At a brand new training facility, Simon meets members of the Civil Nuclear Constabulary, an elite unit of armed police that is the UK’s first line of defence against an attack at a nuclear site. He is also given rare access to Sellafield’s aging facilities and some of the men and women tasked with clearing and securing over half a century of Britain’s nuclear waste.

Further down the coast, Simon heads out to sea to visit a much less controversial part of Cumbria’s ‘Energy Coast’ – the second biggest offshore wind farm on earth. But greener energy alone won’t reduce carbon emissions enough to prevent global warming. Vast areas of the Lake District are boggy peatlands. Peat is dense, wet organic matter that stores enormous quantities of carbon. Simon heads up into the fells above Coniston to see a large project that is aiming to prevent the release of carbon from peatlands, reversing this process to restore the land to its former boggy glory.

At the end of his travels through Cumbria, Simon meets James Rebanks, a shepherd and bestselling author who believes that farming could be the solution to many of our national problems, from the loss of wildlife to climate change. His vision of ‘regenerative farming’, where farmers work with the natural world to produce food, is increasingly seen as one answer to the decline of rural communities and the degradation of the natural world.

 

The Lakes with Simon Reeve episode 3

 

The Lake District, also known as the Lakes or Lakeland, is a mountainous region in North West England. A popular holiday destination, it is famous for its lakes, forests and mountains (or fells), and its associations with William Wordsworth and other Lake Poets and also with Beatrix Potter and John Ruskin. The Lake District National Park was established in 1951 and covers an area of 2,362 square kilometres (912 sq mi). It was designated a UNESCO World Heritage Site in 2017.

The Lake District is today completely within Cumbria, a county and administrative unit created in 1974 by the Local Government Act 1972. However, it was historically divided between three English counties (Cumberland, Westmorland and Lancashire), sometimes referred to as the Lakes Counties. The three counties met at the Three Shire Stone on Wrynose Pass in the southern fells west of Ambleside.

All the land in England higher than 3,000 feet (914 m) above sea level lies within the National Park, including Scafell Pike, the highest mountain in England. It also contains the deepest and largest natural lakes in England, Wast Water and Windermere respectively.

Lake District National Park

The Lake District National Park is a national park in North West England that includes all of the central Lake District, though the town of Kendal, some coastal areas, and the Lakeland Peninsulas are outside the park boundary.

The area was designated a national park on 9 May 1951 (less than a month after the first UK national park designation — the Peak District). It retained its original boundaries until 2016 when it was extended by 3% in the direction of the Yorkshire Dales National Park to incorporate areas such as land of high landscape value in the Lune Valley.

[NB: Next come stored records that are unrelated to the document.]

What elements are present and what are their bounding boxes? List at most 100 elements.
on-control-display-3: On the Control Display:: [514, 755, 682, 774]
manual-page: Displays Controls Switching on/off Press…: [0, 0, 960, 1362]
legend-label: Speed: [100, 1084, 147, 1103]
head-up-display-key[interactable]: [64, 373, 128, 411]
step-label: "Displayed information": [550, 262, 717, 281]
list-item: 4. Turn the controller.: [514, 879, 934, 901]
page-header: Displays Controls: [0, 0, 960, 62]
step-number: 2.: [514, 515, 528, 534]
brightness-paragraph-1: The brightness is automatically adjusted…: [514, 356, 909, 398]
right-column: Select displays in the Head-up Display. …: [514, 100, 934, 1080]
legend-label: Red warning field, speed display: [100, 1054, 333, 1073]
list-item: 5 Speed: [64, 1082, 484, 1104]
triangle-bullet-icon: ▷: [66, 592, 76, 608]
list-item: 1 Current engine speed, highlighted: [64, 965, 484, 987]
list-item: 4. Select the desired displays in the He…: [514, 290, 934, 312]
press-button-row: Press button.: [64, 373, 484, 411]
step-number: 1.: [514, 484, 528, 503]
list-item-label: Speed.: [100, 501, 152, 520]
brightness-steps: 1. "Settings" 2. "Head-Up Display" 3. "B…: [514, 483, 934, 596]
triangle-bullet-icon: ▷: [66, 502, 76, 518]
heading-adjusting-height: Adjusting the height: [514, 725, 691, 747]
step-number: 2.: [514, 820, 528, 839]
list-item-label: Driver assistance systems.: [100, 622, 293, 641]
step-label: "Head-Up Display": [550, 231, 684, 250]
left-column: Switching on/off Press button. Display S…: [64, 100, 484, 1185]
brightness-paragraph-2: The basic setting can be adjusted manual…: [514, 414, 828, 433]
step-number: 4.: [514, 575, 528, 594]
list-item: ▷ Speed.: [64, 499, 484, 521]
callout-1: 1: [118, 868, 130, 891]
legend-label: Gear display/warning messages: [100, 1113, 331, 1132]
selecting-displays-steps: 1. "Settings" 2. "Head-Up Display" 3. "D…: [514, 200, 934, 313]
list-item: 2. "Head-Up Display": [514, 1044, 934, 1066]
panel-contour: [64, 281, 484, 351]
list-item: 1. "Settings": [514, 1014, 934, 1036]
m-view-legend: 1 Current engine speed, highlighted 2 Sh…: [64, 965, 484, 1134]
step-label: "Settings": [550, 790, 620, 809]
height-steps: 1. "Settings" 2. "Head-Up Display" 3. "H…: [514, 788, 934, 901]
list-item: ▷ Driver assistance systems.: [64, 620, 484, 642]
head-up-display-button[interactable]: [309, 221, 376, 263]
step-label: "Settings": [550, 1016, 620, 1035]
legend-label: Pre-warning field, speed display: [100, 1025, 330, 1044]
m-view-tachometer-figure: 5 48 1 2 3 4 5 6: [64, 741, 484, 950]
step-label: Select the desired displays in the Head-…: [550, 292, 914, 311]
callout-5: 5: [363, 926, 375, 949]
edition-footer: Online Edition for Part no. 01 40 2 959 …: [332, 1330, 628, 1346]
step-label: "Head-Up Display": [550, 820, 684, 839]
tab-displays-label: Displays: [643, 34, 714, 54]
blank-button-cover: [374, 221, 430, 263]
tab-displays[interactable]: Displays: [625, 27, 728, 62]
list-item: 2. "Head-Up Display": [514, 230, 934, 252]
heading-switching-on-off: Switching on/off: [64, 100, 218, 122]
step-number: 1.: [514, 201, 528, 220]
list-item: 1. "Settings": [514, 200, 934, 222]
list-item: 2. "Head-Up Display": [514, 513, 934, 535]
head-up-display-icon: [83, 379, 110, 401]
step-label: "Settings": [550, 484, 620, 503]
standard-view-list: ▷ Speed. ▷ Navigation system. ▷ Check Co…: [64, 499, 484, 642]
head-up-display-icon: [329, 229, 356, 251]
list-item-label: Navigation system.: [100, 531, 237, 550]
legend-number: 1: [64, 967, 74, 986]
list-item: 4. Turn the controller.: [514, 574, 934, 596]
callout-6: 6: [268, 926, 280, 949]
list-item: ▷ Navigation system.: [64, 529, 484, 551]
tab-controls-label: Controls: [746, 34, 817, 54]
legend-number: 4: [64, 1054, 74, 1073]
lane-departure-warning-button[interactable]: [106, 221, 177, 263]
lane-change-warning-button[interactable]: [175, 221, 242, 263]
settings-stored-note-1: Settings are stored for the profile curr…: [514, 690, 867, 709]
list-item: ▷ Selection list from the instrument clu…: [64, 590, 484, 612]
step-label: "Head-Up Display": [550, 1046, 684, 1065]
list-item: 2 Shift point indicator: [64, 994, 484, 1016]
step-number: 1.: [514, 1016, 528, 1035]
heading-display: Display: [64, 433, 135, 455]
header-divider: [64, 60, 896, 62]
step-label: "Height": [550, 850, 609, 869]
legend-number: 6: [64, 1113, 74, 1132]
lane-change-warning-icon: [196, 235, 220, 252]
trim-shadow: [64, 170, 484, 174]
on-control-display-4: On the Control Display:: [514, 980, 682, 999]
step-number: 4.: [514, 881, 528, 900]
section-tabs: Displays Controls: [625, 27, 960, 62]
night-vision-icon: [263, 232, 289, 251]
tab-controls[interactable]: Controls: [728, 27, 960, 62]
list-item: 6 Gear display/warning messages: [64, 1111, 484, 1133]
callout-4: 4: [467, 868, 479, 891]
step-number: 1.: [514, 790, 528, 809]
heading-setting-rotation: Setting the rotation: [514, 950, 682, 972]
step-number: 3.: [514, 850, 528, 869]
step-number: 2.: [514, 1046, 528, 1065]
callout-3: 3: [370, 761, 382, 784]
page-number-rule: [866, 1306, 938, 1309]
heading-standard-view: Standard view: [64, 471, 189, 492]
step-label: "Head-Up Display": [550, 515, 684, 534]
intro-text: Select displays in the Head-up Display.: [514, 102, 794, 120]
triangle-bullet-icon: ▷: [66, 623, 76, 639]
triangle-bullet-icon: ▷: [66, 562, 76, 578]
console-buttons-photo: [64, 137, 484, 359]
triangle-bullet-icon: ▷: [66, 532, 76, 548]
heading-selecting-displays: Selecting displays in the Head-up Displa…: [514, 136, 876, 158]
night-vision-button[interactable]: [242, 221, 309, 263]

It is the most visited national park in the United Kingdom with 16.4 million visitors per year and more than 24 million visitor-days per year, the largest of the thirteen national parks in England and Wales, and the second largest in the UK after the Cairngorms National Park. Its aim is to protect the landscape by restricting unwelcome change by industry or commerce. Most of the land in the park is in private ownership, with about 55% registered as agricultural land.